在雅思写作的过程中,转折链接、因果链接、递进链接、举例等都少不了衔接词的使用,不少同学雅思写作错失高分的原因之一,就是因为句子和段落之间衔接不当。下面就来看看雅思写作衔接词使用常见问题。
1、衔接词误用导致的语法错误
a. The sense of belonging to a team or a working community also contributes to job satisfaction. Because colleagues help each other to enjoy their working lives.
错误点:because是连词,不可单独成句。
正确的句子:The sense of belonging to a team or a working community also contributes to job satisfaction, because colleagues help each other to enjoy their working lives. (选自剑7Test3Task2书后范文)
b. Governments ought to restrict advertisements for harmful products. Such as alcohol and tobacco, however, they do not have the power to control other forms of advertising.

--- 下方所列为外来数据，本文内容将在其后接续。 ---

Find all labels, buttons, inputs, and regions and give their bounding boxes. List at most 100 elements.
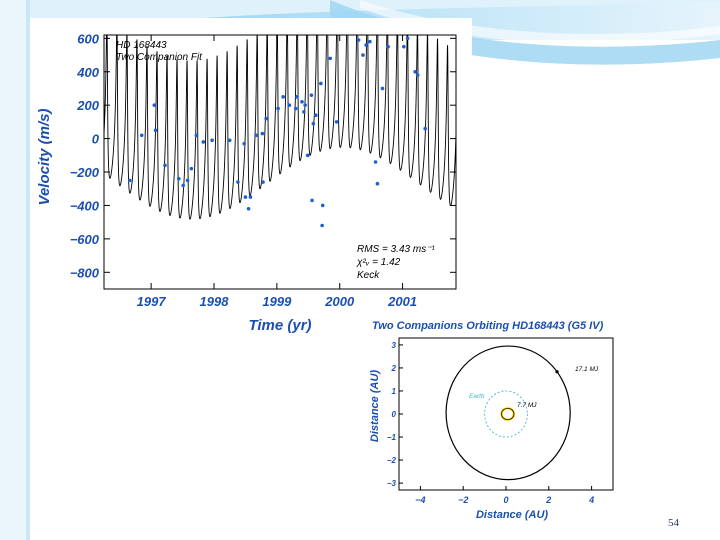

错误点:such as 后加同位语,不可单独成句;however是副词,不可连接两个句子。
正确的句子:Governments ought to restrict advertisements for harmful products, such as alcohol and tobacco. However, they do not have the power to control other forms of advertising.(例句选自考官范文)
2、衔接词误用导致的逻辑错误
Some people support that education should help students become useful to the society, because students will have more knowledge after being educated.
错误点:学生受教育,变得有学问这个点和教育应该培养学生贡献社会没有明确因果逻辑关系,使用because这个明显因果逻辑词,前后句逻辑混乱。
正确的句子:Education should make students useful members of society because education is financially supported by the government and students who make use of the resource should repay the society.
句子间的逻辑:因为政府资助了教育,所以教育应该培养对社会有用的人,回馈社会。逻辑通。
3、“走极端型”的衔接问题
First of all, the late parenthood is because of the rising cost of living. As we all know, young people are often paid less in the working world. Therefore, they are less likely to save enough money to guarantee a high standard of living. Furthermore, since most young people are well-educated, they are fully aware of the importance of living environment to a child’s growth. Besides, gender equality allows a large number of women to pursue their career ambitions. However, if they have children early, they have to pay more attention to their family commitment. As a result, they may miss out opportunities to improve their job skills and get promoted.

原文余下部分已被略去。